The block layout has its own dedicated post; for the minimum loop you just need to know that an SSTable is sorted, immutable, and has a sparse index so a point lookup is one binary search plus one block read.

What the read path looks like

sequenceDiagram
    participant C as Client
    participant K as KV
    participant MT as Active MemTable
    participant L as LSM (levels)
    C->>K: Get(key)
    K->>MT: Lookup
    alt found
        MT-->>C: value
    else miss
        K->>L: Lookup (newest level first)
        L->>L: bloom filter
        L->>L: block index → block read
        L-->>C: value or NotFound
    end

Newer always wins because we walk from MemTable → L0 → L1 → … → Ln, and within each SSTable the sequence number breaks ties.

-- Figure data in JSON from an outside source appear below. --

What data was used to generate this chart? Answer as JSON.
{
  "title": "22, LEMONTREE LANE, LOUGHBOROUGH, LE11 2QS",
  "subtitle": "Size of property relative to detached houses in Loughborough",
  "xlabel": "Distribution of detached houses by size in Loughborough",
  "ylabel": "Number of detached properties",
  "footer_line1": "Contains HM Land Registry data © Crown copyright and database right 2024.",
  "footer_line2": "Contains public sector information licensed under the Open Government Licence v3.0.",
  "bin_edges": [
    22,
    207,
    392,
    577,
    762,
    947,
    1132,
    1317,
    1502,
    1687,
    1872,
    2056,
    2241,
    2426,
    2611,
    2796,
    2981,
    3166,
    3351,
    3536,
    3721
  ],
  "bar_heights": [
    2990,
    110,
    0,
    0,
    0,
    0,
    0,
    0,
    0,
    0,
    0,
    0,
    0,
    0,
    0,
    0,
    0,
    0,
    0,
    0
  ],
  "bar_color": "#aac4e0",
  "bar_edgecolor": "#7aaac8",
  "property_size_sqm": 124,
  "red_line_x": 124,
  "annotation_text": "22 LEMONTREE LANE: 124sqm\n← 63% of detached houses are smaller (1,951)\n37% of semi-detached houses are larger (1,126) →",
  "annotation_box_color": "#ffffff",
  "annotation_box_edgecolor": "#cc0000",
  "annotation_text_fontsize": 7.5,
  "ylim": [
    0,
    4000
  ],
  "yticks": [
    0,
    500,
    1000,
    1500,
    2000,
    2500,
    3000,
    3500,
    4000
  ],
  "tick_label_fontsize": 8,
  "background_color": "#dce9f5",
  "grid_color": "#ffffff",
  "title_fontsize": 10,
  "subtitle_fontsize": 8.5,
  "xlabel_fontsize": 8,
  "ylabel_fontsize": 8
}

What you do not need on day one

Things MiniKV grew later, none of which the minimum loop needs:

  • A MANIFEST log — you can rebuild the live SSTable set from a directory scan until you care about atomic flush commits.
  • A block cache — first build it correct, then measure, then cache.
  • Compaction strategies — a single “merge L0 when it has K files” rule gets you running.
  • Snapshots, transactions, TTL, replication — all bolt onto the loop above without changing it.

Verifying the invariant

The one test that matters more than all the others is the crash test: write something, ack it, kill the process with SIGKILL, restart, read it back. MiniKV’s version of that test lives in tests/faultinject_test.go and is the subject of its own post. If that test passes, your WAL works. If it doesn’t, nothing else matters.